Babel-Jean Tea Hymn was born in 1912, just a few days after the new year and the birth of the Republic of China. She was the second delivery in a series of two, her mother, Josephine Tea, having given birth to two underweight but healthy fraternal twins. She named the little boy Jonathon Paul Tea Hymn, and the little girl Geraldine Marie Tea Hymn. Their father was never identified, though Josephine always claimed his last name was Hymn and added it to her own last name for her children. As the story goes, the twins began their attempts at speaking at a very young age. Josephine claimed her two children seemed to babel at one another in a language only the two of them could understand. This prompted their mother to adopt nicknames for them. Babel-John for the boy, and Babel-Jean for the girl. Babel-Jean always embraced this name over her birth name.
Babel-Jean and her brother lived a very hard life with their single mother. Originally Josephine lived in a sparse fishing community on the New England coast. This was the type of community were superstition and gossip ruled the common folk rather than hard logic and reason. Because Josephine was well liked in the community, and the Tea family well respected, gossip about the young unwed mother did not delve into the area of promiscuous behavior or an affair that ended in the birth of the twins. Instead many of the townsfolk whispered about Josephine’s unhealthy fascination with the sea and the myths associated with it. Many of the older townsfolk remembered a very young Josephine who liked to tell sea based faerie tales and who wanted to convince everyone she was actually a selkie instead of a little girl. The preposterous idea was spread that Josephine had spent too much time looking into the salty waters and finally garnered the attention of the creatures all the fishermen knew lurked out there. So instead of Josephine finding herself the talk of rude whispers and back room conversations, the foul tales focused more on her strange, babbling twins. Josephine was seen as a woman to be pitied for so foolishly trusting the sea when fishermen knew the sea was not to be trusted. The result of her foolishness and her punishment was the two fatherless children that never seemed to weigh enough or look anything but pale.
Josephine Tea eventually tired of this type of talk and the cruel attention many of the townsfolk directed at her children. Before her twins were old enough to enter school, she packed up and quietly left town in the middle of the night. She found her way inland, finding sweatshop like work at a factory deep within the town of Boston.
Babel-Jean’s young life in Boston is not very well known to her fellow Archive staff. She has a memoir she penned, but has entrusted it to an unknown staff member with instructions that it only be published after her death. Her fussy nature and severe need to follow rules has prompted many of the Archive staff to conclude that Babel-Jean is quite a bore and probably spent much of her life in the rigid environment of the sweatshops like her mother. They reason that her lack of a true childhood before being thrust into the stressful academic world played a big part in her evolution into strict old maid. But contrary to this opinion (and the assertion by most younger Archive staff that she is old as dirt and acts it) Babel-Jean led a very colorful life in Boston that saw her privilege to very unusual things that would come to dominate her academic choices of study.

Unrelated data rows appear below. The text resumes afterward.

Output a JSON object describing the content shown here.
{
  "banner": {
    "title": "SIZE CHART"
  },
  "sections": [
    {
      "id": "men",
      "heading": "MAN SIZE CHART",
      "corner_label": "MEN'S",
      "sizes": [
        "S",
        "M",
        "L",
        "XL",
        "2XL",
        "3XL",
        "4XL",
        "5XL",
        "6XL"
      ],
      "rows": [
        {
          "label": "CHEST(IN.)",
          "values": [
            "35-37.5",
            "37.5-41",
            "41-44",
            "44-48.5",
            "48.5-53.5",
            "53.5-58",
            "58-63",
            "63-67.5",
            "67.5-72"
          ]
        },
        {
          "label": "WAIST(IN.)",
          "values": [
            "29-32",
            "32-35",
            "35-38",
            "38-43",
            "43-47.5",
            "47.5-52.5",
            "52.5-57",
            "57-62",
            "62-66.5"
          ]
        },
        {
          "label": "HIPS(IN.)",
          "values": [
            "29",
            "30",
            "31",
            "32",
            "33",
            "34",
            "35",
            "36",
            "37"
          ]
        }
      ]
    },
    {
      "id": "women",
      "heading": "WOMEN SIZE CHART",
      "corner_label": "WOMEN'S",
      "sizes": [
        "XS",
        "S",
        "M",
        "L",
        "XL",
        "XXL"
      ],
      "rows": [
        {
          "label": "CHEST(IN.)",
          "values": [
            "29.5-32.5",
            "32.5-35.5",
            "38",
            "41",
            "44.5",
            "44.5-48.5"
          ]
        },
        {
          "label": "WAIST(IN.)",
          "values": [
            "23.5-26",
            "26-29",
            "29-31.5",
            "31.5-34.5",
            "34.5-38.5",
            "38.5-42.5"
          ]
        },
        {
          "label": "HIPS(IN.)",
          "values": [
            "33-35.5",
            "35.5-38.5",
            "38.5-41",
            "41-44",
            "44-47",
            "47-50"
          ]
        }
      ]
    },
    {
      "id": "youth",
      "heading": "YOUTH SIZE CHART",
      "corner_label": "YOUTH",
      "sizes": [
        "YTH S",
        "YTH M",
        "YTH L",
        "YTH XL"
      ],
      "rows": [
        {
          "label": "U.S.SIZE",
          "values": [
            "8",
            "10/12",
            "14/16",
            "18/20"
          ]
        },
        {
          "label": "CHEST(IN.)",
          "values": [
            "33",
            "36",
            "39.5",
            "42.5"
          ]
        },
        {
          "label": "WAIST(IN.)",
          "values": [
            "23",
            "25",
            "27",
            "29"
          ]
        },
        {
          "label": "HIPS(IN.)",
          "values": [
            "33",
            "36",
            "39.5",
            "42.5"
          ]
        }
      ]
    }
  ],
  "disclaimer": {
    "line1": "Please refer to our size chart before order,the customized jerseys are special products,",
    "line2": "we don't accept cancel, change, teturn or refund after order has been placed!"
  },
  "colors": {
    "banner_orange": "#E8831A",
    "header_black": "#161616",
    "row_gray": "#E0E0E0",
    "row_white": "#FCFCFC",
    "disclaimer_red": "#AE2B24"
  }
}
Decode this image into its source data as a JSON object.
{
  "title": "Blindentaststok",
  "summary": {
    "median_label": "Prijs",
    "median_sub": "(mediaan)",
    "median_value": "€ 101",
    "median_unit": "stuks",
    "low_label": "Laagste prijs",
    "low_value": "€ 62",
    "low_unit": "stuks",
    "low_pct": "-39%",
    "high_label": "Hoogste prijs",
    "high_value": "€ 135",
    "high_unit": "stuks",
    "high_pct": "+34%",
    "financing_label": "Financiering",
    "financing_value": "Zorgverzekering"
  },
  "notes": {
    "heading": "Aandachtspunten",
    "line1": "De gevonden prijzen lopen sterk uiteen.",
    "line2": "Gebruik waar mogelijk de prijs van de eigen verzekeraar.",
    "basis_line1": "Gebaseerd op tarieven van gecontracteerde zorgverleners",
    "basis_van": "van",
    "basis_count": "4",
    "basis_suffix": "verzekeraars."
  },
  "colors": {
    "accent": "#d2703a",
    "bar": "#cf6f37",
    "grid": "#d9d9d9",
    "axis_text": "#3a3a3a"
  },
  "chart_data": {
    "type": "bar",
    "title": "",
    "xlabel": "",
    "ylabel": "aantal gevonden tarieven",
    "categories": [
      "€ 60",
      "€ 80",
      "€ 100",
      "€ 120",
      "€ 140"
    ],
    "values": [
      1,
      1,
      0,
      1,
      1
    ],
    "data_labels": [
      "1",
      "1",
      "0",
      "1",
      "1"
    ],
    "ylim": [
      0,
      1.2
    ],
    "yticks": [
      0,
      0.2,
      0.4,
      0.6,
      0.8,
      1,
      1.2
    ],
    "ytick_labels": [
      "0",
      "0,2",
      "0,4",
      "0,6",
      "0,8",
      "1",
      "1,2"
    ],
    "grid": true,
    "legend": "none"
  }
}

Only one intern was ever privilege to a Babel-Jean less guarded. On a very nice spring evening, after helping Babel-Jean complete a full sweep of a series of rare books on ancient diseases, said intern managed to goad his elder into a glass of wine. That was followed by another, and then just one more, till the young intern found himself on the roof of the east wing of the Archive toasting the bright spring moon with a very drunk Babel-Jean. The intern claims that this spirits filled old woman lost all control of her tongue and told him a great many tales. She spoke of her father who was indeed some sort of creature that came from the sea. She spoke of the attic she went into that belonged to an old doctor. In there she found vial after vial labeled with names of ailments she’d never heard of. And she shed tears when she told him the story of her dead twin brother. She spoke of a phantom radio broadcast he was obsessed with and shortly after he claimed to have found it, he disappeared.
The following day no one believed the stories the intern told. This group of scholars could believe in the elder gods and creatures that would put your brain in a special canister and sweep it away to Pluto, but they couldn’t believe that Babel-Jean Tea Hymn had ever been young or exciting. Sadly said intern was killed in a freak library accident a few days later. The gossip died with him.
In her everyday role at the Archive, Babel-Jean heads the Rare Diseases and Archaic Germs Department, using much of her time to study bugs and ailments that no one has ever heard of. She’s currently working on her first book, a complete collection of these diseases. She is one of the Elder Staff members and takes her responsibilities as such very seriously. She is an obsessive memo writer, using them as a means to crack the whip and always remind her fellow Archive staff of what is and isn’t appropriate.